Here’s how it works in a clinical environment: At the point of service, a provider enters the patient’s data into the CDSS tool and, based on the patient’s indications, selects an imaging test. The tool responds by displaying a series of nine rankings across three categories: indicated, marginal, or low utility. If the scan order is ranked as low or marginal utility, the software recommends an alternative. The provider may override the system, though there may be requirements set by the payer.

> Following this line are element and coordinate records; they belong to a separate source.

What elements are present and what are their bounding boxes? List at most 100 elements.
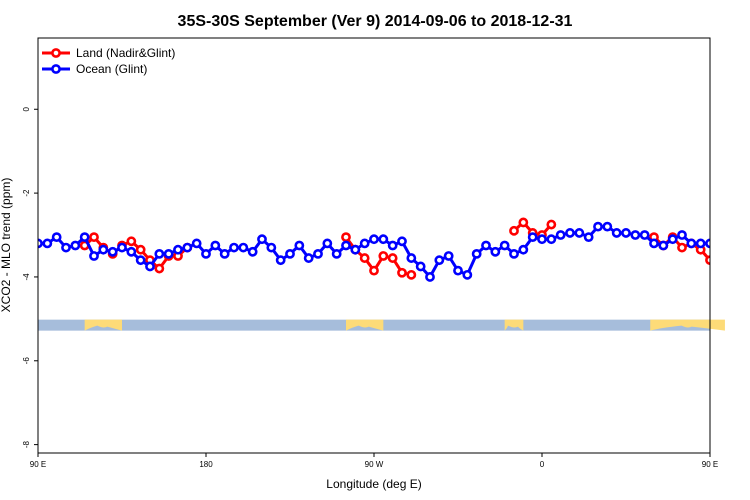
data-point: [89, 232, 99, 243]
data-point: [602, 221, 613, 232]
data-point: [677, 230, 687, 240]
data-point: [107, 246, 118, 257]
data-point: [145, 261, 155, 272]
data-point: [565, 228, 575, 238]
data-point: [322, 238, 333, 249]
x-tick-label: 0: [540, 460, 545, 469]
y-tick-label: -4: [22, 273, 31, 281]
data-point: [285, 248, 295, 259]
x-axis-label: Longitude (deg E): [326, 477, 421, 491]
data-point: [341, 240, 351, 251]
data-point: [658, 240, 669, 251]
data-point: [387, 240, 398, 251]
data-point: [303, 253, 314, 263]
x-tick-label: 90 E: [30, 460, 46, 469]
legend-entry-1: Ocean (Glint): [42, 62, 147, 76]
data-point: [359, 253, 370, 263]
data-point: [621, 228, 631, 238]
data-point: [583, 232, 594, 243]
data-point: [257, 234, 267, 245]
land-band-2: [504, 319, 524, 331]
legend-entry-0: Land (Nadir&Glint): [42, 46, 175, 60]
x-axis: 90 E 180 90 W 0 90 E: [30, 453, 718, 469]
data-point: [191, 238, 202, 249]
y-tick-label: -6: [22, 357, 31, 365]
data-point: [117, 242, 127, 253]
land-band-3: [650, 319, 725, 331]
data-point: [126, 246, 137, 257]
data-point: [98, 244, 109, 255]
data-point: [294, 240, 305, 251]
x-tick-label: 90 E: [702, 460, 718, 469]
data-point: [201, 248, 211, 259]
data-point: [313, 248, 323, 259]
data-point: [518, 217, 529, 228]
data-point: [154, 248, 165, 259]
data-point: [481, 240, 491, 251]
y-axis-label: XCO2 - MLO trend (ppm): [0, 178, 13, 313]
series-group: [38, 217, 741, 282]
legend-swatch-marker: [51, 48, 61, 58]
legend-swatch-marker: [51, 64, 61, 74]
data-point: [61, 242, 71, 253]
data-point: [79, 232, 90, 243]
data-point: [611, 228, 622, 238]
data-point: [686, 238, 697, 249]
data-point: [331, 248, 342, 259]
chart-title: 35S-30S September (Ver 9) 2014-09-06 to …: [178, 13, 573, 30]
series-line-0: [83, 220, 710, 277]
data-point: [425, 272, 435, 282]
legend-label: Land (Nadir&Glint): [76, 46, 175, 60]
data-point: [546, 219, 557, 230]
y-tick-label: 0: [22, 106, 31, 111]
data-point: [219, 248, 230, 259]
data-point: [387, 253, 398, 263]
data-point: [369, 265, 379, 276]
x-tick-label: 180: [199, 460, 213, 469]
data-point: [734, 242, 741, 249]
data-point: [537, 234, 547, 245]
data-point: [238, 242, 249, 253]
data-point: [546, 234, 557, 245]
data-point: [725, 244, 732, 251]
land-band-0: [84, 319, 122, 331]
data-point: [649, 238, 659, 249]
legend-label: Ocean (Glint): [76, 62, 147, 76]
legend: Land (Nadir&Glint) Ocean (Glint): [42, 46, 175, 76]
data-point: [266, 242, 277, 253]
data-point: [490, 246, 501, 257]
data-point: [163, 248, 174, 259]
land-band-1: [346, 319, 384, 331]
data-point: [397, 267, 407, 278]
data-point: [639, 230, 650, 240]
data-point: [705, 238, 710, 249]
data-point: [126, 236, 137, 247]
data-point: [716, 234, 723, 241]
data-point: [369, 234, 379, 245]
data-point: [574, 228, 585, 238]
data-point: [415, 261, 426, 272]
data-point: [397, 236, 407, 247]
data-point: [210, 240, 221, 251]
data-point: [229, 242, 239, 253]
data-point: [350, 244, 361, 255]
data-point: [677, 242, 687, 253]
data-point: [406, 269, 417, 280]
data-point: [593, 221, 603, 232]
surface-type-band: [38, 319, 725, 331]
data-point: [667, 234, 678, 245]
data-point: [406, 253, 417, 263]
data-point: [555, 230, 566, 240]
data-point: [434, 255, 445, 266]
data-point: [462, 269, 473, 280]
data-point: [247, 246, 258, 257]
series-1: [38, 221, 741, 282]
data-point: [154, 263, 165, 274]
data-point: [695, 238, 706, 249]
data-point: [527, 232, 538, 243]
y-tick-label: -2: [22, 189, 31, 197]
data-point: [471, 248, 482, 259]
data-point: [341, 232, 351, 243]
data-point: [378, 251, 389, 261]
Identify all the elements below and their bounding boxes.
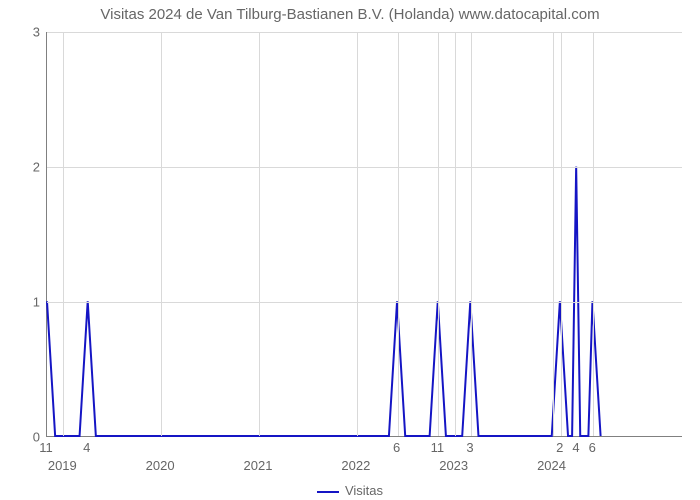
ytick-label: 0 xyxy=(10,430,40,445)
xtick-month: 6 xyxy=(589,440,596,455)
xtick-year: 2024 xyxy=(537,458,566,473)
vgrid xyxy=(259,32,260,436)
xtick-month: 6 xyxy=(393,440,400,455)
xtick-month: 4 xyxy=(83,440,90,455)
vgrid xyxy=(593,32,594,436)
ytick-label: 3 xyxy=(10,25,40,40)
xtick-year: 2020 xyxy=(146,458,175,473)
vgrid xyxy=(471,32,472,436)
chart-title: Visitas 2024 de Van Tilburg-Bastianen B.… xyxy=(0,6,700,23)
hgrid xyxy=(47,167,682,168)
xtick-year: 2023 xyxy=(439,458,468,473)
legend: Visitas xyxy=(0,483,700,498)
ytick-label: 1 xyxy=(10,295,40,310)
legend-swatch xyxy=(317,491,339,493)
ytick-label: 2 xyxy=(10,160,40,175)
chart-container: Visitas 2024 de Van Tilburg-Bastianen B.… xyxy=(0,0,700,500)
xtick-year: 2019 xyxy=(48,458,77,473)
xtick-month: 3 xyxy=(466,440,473,455)
vgrid xyxy=(553,32,554,436)
xtick-month: 4 xyxy=(572,440,579,455)
vgrid xyxy=(455,32,456,436)
xtick-month: 11 xyxy=(39,440,53,455)
hgrid xyxy=(47,302,682,303)
hgrid xyxy=(47,32,682,33)
vgrid xyxy=(561,32,562,436)
vgrid xyxy=(357,32,358,436)
vgrid xyxy=(161,32,162,436)
vgrid xyxy=(438,32,439,436)
xtick-month: 11 xyxy=(431,440,445,455)
vgrid xyxy=(63,32,64,436)
vgrid xyxy=(398,32,399,436)
xtick-year: 2021 xyxy=(244,458,273,473)
xtick-year: 2022 xyxy=(341,458,370,473)
line-series xyxy=(47,32,682,436)
legend-label: Visitas xyxy=(345,483,383,498)
xtick-month: 2 xyxy=(556,440,563,455)
plot-area xyxy=(46,32,682,437)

There is no appeals process, per se. “Health plans at this point aren’t putting the hard stop in. Once we have a chance to look at more data and slice and dice all kinds of indications and procedures, it is possible there could be a hard stop for certain things that are significantly contraindicated. At this point there is no hard stop, so there is no appeals process,” explains Cally Vinz, RN, ICSI’s vice president of clinical products and strategic initiatives.
The results of the pilot suggest a viable option to prior notification, which adds a level of complexity that can slow the process of delivering care. According to ICSI, “One pilot group previously took an average of 10 minutes for each HTDI order with a call-in radiology benefits firm; with [CDSS] it now takes 10 seconds.”
Providers are not the only beneficiaries. Patients could benefit by undergoing fewer scans to reach a diagnosis. Health plans benefit from reduced administrative costs and from the aggregated clinical data captured and analyzed.
Exact ROI is difficult to calculate partly because software costs will vary depending on a number of factors including whether a provider has an EMR. ICSI estimates $84 million in savings over three years in reduced claims filed based on orders for more than 1 million HTDI scans.